Unfortunately, for a lot of people, including undergraduates, the dopamine hit they get from watching a video or passively reading a textbook makes them believe that these are adequate substitutes for doing thousands of exercises.

In my university, undergraduates have admitted that they have done fewer than 50 questions throughout the entirety of my math course. Their grades obviously reflect that, but they will do the same next semester.

Can I press you to explain what you think dopamine is/does?

I'm curious because I'm a neuroscientist who occasionally works on dopaminergic stuff and "passively reading a textbook" is so far from the canonical examples we use for dopamine activity, but the idea of dopamine/dopamine 'hits' has taken on a life of its own that seems quite different from the neurotransmitter.

I am a physicist, so I will dare not make any technical neuroscience claims.

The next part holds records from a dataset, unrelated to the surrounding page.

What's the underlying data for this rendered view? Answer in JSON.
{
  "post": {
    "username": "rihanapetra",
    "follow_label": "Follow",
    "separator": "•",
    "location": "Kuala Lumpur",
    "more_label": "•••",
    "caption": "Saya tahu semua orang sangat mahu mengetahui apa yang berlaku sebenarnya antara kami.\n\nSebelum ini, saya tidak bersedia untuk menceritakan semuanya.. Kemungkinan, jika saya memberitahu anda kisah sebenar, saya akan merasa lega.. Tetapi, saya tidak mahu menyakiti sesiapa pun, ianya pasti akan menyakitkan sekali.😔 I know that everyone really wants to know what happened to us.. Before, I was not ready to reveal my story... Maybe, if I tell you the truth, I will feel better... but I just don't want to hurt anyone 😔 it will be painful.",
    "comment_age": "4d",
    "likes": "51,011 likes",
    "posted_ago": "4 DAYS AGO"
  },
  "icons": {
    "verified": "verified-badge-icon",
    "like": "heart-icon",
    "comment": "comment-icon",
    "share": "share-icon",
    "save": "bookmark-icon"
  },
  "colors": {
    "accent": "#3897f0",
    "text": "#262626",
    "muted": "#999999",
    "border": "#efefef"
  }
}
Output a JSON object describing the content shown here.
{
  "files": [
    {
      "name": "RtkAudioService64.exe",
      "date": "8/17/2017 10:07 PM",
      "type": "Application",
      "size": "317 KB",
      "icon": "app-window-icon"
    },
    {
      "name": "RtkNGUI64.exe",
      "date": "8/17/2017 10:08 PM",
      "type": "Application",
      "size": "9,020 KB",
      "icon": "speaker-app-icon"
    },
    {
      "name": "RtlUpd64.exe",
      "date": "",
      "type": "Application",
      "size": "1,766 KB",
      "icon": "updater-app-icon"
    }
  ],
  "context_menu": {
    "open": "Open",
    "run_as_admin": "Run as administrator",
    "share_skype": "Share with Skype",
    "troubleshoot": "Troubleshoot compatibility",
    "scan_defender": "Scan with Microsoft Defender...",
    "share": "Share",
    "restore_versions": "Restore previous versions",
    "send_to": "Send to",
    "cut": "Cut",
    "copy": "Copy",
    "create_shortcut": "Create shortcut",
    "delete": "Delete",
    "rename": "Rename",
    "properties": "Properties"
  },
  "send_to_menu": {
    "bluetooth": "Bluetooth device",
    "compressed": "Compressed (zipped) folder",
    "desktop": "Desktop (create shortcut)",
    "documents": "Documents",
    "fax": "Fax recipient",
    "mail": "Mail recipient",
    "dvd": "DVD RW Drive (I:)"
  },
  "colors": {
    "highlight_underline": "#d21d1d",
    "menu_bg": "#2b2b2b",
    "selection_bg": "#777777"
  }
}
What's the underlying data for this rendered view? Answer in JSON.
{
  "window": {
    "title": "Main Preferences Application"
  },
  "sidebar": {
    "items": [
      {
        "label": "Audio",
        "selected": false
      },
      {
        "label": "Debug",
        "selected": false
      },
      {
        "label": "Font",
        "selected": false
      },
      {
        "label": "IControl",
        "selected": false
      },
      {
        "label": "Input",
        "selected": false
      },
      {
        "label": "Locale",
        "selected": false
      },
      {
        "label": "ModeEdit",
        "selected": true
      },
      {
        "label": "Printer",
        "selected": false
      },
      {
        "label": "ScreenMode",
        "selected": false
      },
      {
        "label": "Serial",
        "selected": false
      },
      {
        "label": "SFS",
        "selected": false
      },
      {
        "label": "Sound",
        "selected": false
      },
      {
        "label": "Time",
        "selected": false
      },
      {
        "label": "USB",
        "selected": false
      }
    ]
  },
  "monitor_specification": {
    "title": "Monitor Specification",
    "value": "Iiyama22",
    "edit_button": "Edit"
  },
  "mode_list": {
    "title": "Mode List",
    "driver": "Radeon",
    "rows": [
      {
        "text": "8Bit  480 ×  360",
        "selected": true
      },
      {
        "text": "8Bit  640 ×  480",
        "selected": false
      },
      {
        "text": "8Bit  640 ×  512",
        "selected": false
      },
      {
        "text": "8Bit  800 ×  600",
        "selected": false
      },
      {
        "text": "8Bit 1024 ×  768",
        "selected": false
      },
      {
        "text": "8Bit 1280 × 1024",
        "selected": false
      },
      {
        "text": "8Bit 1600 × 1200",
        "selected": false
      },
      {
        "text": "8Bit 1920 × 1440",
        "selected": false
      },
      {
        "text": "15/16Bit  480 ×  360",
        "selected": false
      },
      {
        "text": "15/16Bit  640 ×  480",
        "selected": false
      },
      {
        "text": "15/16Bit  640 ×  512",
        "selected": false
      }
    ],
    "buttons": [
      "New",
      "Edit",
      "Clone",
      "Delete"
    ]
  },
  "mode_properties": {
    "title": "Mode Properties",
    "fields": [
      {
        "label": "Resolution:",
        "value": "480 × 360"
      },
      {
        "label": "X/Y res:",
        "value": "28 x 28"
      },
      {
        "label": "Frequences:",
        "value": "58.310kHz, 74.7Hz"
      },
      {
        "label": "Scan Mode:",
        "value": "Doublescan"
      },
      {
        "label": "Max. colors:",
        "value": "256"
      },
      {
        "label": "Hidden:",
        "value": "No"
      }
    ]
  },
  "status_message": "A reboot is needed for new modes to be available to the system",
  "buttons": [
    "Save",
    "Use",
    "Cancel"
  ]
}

I meant "dopamine" in the causal sense of people feeling pleasure from passively reading a book because they think it is useful work.
There is a lot of excitement around machine learning and AI and there is not a proportional excitement for the math that underlies the theory.

In a lot of content that teaches machine learning/AI, the linear algebra substrate of it is given short shrift.

The consumers of that content infer that the backing mathematics is easy or unimportant, while the creators of the content are not actually implying that, but just want to move on to what the audience came for.

I'm not an expert in machine learning so I can't say whether you can get by without a strong understanding of linear algebra, but my intuition answer is no you can't. Beside that, I enjoy the math for its own sake so I'm happy to trudge through the textbooks.

And no, I don't think the blog post makes any claims that it is a subsitute for taking a course in linear algebra.